Time for another rant about employers and employment. Not mine, I’ve been very lucky lately have have worked for great companies, but I see a lot of things which make me crazy, and which cost companies good employees. It is entirely possible that I’ve made some of this blunders myself back in a past life.
First, a bit of background. There are some InfoSec jobs in some market segments and geographic areas which effectively have zero unemployment, and the headhunters are circling like sharks to pick off those willing to change. This means you have to treat your people well to keep the sharks hungry. There are also title/skills/regions which are not in the insane demand cycle. Sadly, many organizations can’t (or won’t) expand their horizons to grab some of the talented people who “almost fit”, but that’s a whole other discussion which gets into education, relocation, telecommuting, etc. Bottom line is that if you want to hire and retain the best, it takes effort.

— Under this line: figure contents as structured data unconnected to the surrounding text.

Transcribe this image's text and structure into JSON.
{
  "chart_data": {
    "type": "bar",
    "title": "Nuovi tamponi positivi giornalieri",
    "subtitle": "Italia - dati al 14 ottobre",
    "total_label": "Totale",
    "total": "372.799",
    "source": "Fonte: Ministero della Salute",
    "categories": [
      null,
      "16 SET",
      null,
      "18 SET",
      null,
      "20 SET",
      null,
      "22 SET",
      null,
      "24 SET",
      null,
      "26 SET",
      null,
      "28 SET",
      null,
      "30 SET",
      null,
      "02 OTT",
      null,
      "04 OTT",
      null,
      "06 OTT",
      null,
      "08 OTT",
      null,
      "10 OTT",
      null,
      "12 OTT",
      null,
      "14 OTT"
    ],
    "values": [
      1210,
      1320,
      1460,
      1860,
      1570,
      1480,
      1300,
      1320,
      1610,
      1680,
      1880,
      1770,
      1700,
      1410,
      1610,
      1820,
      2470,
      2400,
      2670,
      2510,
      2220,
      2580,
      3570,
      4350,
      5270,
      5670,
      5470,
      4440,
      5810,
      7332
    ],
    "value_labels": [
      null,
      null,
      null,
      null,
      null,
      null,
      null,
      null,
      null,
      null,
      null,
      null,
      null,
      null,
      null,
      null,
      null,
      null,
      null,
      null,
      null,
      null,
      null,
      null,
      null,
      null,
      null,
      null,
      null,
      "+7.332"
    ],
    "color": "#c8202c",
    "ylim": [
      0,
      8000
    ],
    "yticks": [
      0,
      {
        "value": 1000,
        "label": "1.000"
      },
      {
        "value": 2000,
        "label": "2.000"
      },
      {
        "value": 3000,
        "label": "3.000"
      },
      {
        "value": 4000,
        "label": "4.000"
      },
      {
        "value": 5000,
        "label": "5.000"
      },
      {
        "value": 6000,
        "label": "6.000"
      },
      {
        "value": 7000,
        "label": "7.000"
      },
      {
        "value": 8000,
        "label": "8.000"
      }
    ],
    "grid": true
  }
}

Let’s start with turmoil. Turmoil happens, organizations grow, shrink, and merge. Rumors start, and spread fast. Employers need to calm employees and tell them the truth. I know that many times secrets need to be kept, but either tell the truth or keep quiet- lying to employees “temporarily” is a short-sighted move. If there are key employees you really need to keep productive, they need to know more than simply “your job is safe”, but that they are important to the bigger/smaller/merged organization and will be treated as such.
Honesty matters, in times of turmoil as mentioned above, but also at all times. If you don’t know something, admit that, if you can’t tell an employee something, find a gentle way to explain that. People don’t like being lied to, and when we find out we’ve been misled (which almost always comes out eventually) we are more likely to move on- and tell other prospective employees that the employer can’t be trusted. Pre-burning bridges is a really bad idea.
Finally, remember that we all talk to each other, word spreads, and if you want the best employees, a trail of disgruntled past and current employees will make it much harder to hire the right people, and it is already nearly impossible.